そのお客様は、何に満足してくださっているのでしょうか。
まずそこを正確に知ることです。
そして、それ以上に重要なのが、どういうお客様なのか、ということです。
満足しないお客様が去っていく一方で、満足するお客様が残ってくれているということは、彼らの間には違いがあるわけです。
去っていくお客様が不満に思う点を、買ってくれるお客様はむしろ評価してくれているのかもしれません。
この点を明らかにできれば、あとはその満足してくれるタイプのお客様に、もっと多く集まっていただけるように動けば良いのです。

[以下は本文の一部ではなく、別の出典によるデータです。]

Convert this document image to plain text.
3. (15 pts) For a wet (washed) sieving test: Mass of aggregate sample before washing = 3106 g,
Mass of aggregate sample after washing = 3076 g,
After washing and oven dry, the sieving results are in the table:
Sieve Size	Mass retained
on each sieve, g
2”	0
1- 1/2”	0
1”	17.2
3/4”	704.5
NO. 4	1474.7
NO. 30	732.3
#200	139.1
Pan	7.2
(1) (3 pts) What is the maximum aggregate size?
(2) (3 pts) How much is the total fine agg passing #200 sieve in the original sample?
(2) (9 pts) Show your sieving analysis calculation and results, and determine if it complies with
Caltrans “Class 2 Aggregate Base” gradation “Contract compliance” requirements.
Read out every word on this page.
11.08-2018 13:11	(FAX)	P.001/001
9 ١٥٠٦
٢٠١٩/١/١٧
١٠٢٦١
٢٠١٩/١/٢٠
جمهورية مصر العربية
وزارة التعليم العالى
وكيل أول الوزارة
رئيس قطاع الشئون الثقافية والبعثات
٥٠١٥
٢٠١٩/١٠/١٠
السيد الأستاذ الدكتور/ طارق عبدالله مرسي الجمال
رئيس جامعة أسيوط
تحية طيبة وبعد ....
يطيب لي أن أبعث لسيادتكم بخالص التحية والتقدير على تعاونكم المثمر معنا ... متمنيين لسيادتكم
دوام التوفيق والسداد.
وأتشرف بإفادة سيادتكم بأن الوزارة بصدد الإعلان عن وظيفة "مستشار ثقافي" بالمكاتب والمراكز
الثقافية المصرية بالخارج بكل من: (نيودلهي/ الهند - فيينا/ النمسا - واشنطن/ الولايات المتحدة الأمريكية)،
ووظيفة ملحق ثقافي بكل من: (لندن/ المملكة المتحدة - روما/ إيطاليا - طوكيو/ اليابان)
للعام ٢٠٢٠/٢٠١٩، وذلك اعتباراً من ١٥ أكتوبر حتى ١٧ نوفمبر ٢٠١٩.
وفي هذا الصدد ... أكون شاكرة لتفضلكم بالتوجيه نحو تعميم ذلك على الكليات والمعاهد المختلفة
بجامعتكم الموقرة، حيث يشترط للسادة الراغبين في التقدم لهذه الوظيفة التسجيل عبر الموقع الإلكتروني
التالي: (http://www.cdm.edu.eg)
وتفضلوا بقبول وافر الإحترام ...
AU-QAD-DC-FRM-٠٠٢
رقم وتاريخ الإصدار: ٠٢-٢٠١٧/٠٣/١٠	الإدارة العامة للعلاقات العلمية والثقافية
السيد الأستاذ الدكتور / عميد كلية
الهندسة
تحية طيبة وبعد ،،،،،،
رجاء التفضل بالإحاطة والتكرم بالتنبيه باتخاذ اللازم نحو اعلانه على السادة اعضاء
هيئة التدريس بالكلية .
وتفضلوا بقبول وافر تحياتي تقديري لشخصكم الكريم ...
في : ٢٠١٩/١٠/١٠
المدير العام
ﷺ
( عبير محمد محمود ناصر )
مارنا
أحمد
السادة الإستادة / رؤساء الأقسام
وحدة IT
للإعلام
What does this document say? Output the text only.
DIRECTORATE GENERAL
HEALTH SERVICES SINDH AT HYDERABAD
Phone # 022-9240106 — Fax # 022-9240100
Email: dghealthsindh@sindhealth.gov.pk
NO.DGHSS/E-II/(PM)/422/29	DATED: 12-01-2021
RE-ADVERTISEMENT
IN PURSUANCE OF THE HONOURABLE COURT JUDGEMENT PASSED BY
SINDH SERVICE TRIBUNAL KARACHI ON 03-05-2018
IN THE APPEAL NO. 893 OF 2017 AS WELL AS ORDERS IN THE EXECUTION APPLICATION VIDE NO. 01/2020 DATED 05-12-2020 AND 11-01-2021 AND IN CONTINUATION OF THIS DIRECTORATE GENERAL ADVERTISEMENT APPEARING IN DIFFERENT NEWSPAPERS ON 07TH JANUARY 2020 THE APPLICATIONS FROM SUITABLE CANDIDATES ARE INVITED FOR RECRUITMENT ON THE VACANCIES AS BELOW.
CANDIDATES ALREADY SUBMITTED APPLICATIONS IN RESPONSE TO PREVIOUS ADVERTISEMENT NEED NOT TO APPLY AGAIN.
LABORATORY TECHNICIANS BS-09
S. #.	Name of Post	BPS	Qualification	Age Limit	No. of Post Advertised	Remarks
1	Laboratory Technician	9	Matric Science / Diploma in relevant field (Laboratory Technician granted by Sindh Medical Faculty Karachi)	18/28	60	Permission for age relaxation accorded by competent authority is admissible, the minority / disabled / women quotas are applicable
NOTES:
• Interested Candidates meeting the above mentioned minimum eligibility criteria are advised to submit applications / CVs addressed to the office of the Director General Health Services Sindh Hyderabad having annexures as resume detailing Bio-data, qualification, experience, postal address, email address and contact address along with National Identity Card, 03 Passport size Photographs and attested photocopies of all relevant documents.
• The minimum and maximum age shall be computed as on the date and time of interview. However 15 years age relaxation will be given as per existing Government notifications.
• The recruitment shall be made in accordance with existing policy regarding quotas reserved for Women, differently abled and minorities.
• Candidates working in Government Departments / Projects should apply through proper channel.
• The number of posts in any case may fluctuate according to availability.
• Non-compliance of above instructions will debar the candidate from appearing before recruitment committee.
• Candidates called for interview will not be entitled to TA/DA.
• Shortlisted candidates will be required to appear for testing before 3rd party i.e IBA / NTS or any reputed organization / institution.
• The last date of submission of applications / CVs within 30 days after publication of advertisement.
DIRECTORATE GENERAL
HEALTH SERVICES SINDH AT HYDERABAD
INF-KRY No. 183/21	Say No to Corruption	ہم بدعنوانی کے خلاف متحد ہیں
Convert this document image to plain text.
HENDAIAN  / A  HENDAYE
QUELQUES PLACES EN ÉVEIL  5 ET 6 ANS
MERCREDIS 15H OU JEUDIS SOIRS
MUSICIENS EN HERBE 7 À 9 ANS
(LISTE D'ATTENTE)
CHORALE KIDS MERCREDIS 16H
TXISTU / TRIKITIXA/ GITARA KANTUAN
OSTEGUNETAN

では、現在も買ってくれているお客様は、何に満足してくださっているのでしょうか。
たとえば、価格が高いと言って去っていくお客様がいても、他方で価格に満足しているお客様がいらっしゃるなら、その満足しているお客様は、その価格に見合う価値を得ることができたと感じている可能性があります。
その価値は、具体的にどんなものでしょうか。
お客様を通してそれを知ることが突破口になります。
高めの価格でも満足するお客様は経済的に余裕がある、と決めつけるのは早計です。
必ずしも富裕層ではなくとも、買ってくれているお客様もいらっしゃるのではないでしょうか。
そこには、お客様の経済状況だけでなく、考え方や価値観の反映があることでしょう。
自社に満足してくださるお客様を集めるとは、つまりは自社と価値観の一致するお客様を探し出す、ということに他なりません。
お客様の年齢や性別、家族環境など、外からわかるような情報だけでは、お客様のことを本当にわかっていることにはならないのです。
お客様が何を好み、何を嫌っているのか、どのような日常を送っているのか、どんな本を読み、どんな人と付き合っているのか、どんな基準を持って生きているのか、何にお金を使うのか…
お客様を細やかに深く理解することではじめて、自社の本当の強みが見えてきます。
お客様は自社を映す鏡。
お客様という鏡を、じっくり覗き込んでみてください。